17. The conjugate according to claim 16, wherein the portion E has the following formula: 。 18. The conjugate according to claim 1, wherein the conjugate is selected from any of the following compounds: Or its pharmaceutically acceptable salt, wherein: X is either O or NH; n is an integer from 1 to 100; and Each R is selected from any of the following: 。 19. A pharmaceutical composition comprising the conjugate of claim 1 or a pharmaceutically acceptable salt thereof and a pharmaceutically acceptable carrier.

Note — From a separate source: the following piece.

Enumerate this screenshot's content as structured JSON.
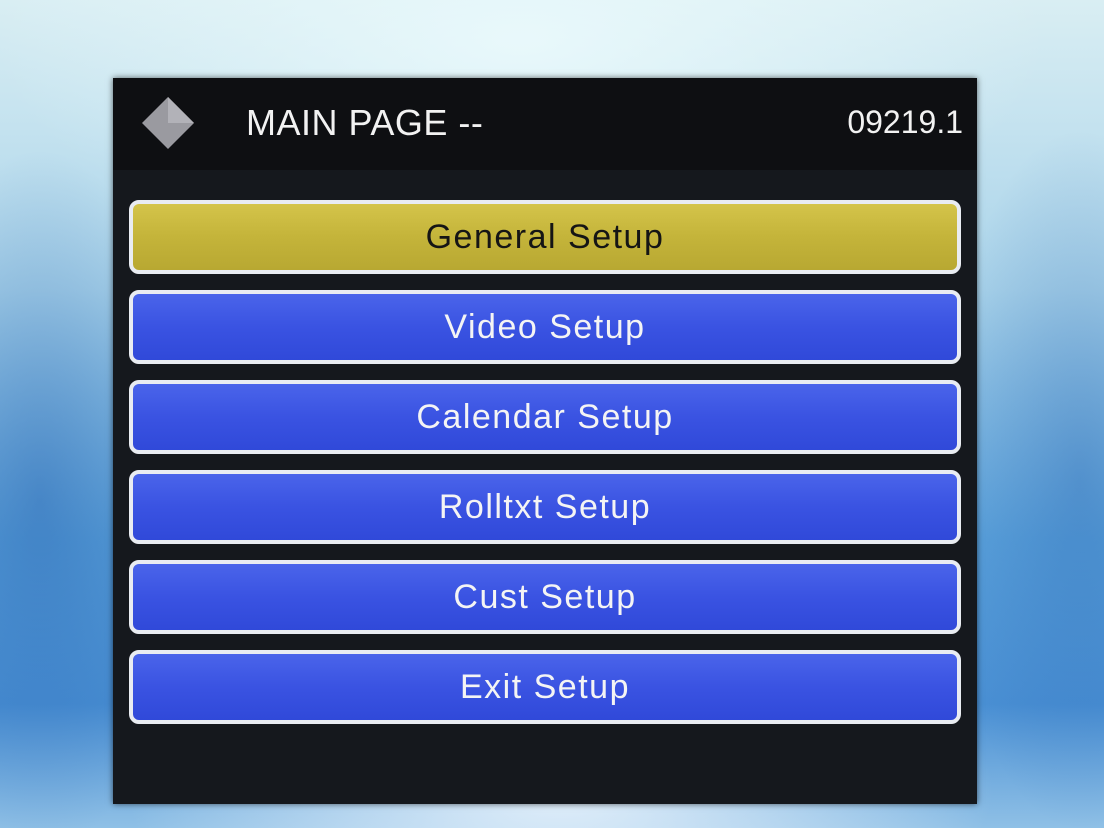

20. A method for treating a neurodegenerative disease or condition selected from Lewy body dementia, Parkinson's disease (PD), multiple system atrophy (MSA), pure autonomic failure (PAF), Alzheimer's disease (AD), familial AD (FAD), frontotemporal degeneration (FTD), Huntington's disease (HD), dementia associated with PD, AD, FAD, or HD, Pick's disease, amyotrophic lateral sclerosis (ALS), progressive supranuclear palsy, corticobasal degeneration, auricularial granuloma, dementia, chronic traumatic encephalopathy (CTE), age-related tau astropathy, Richardson's syndrome, cerebellar ataxia, glioblastoma tau disease, auricularial granuloma, motor neuron disease (MND), and prions, the method comprising administering to a subject in need a therapeutically effective amount of the conjugate of claim 1 or a therapeutically acceptable salt thereof.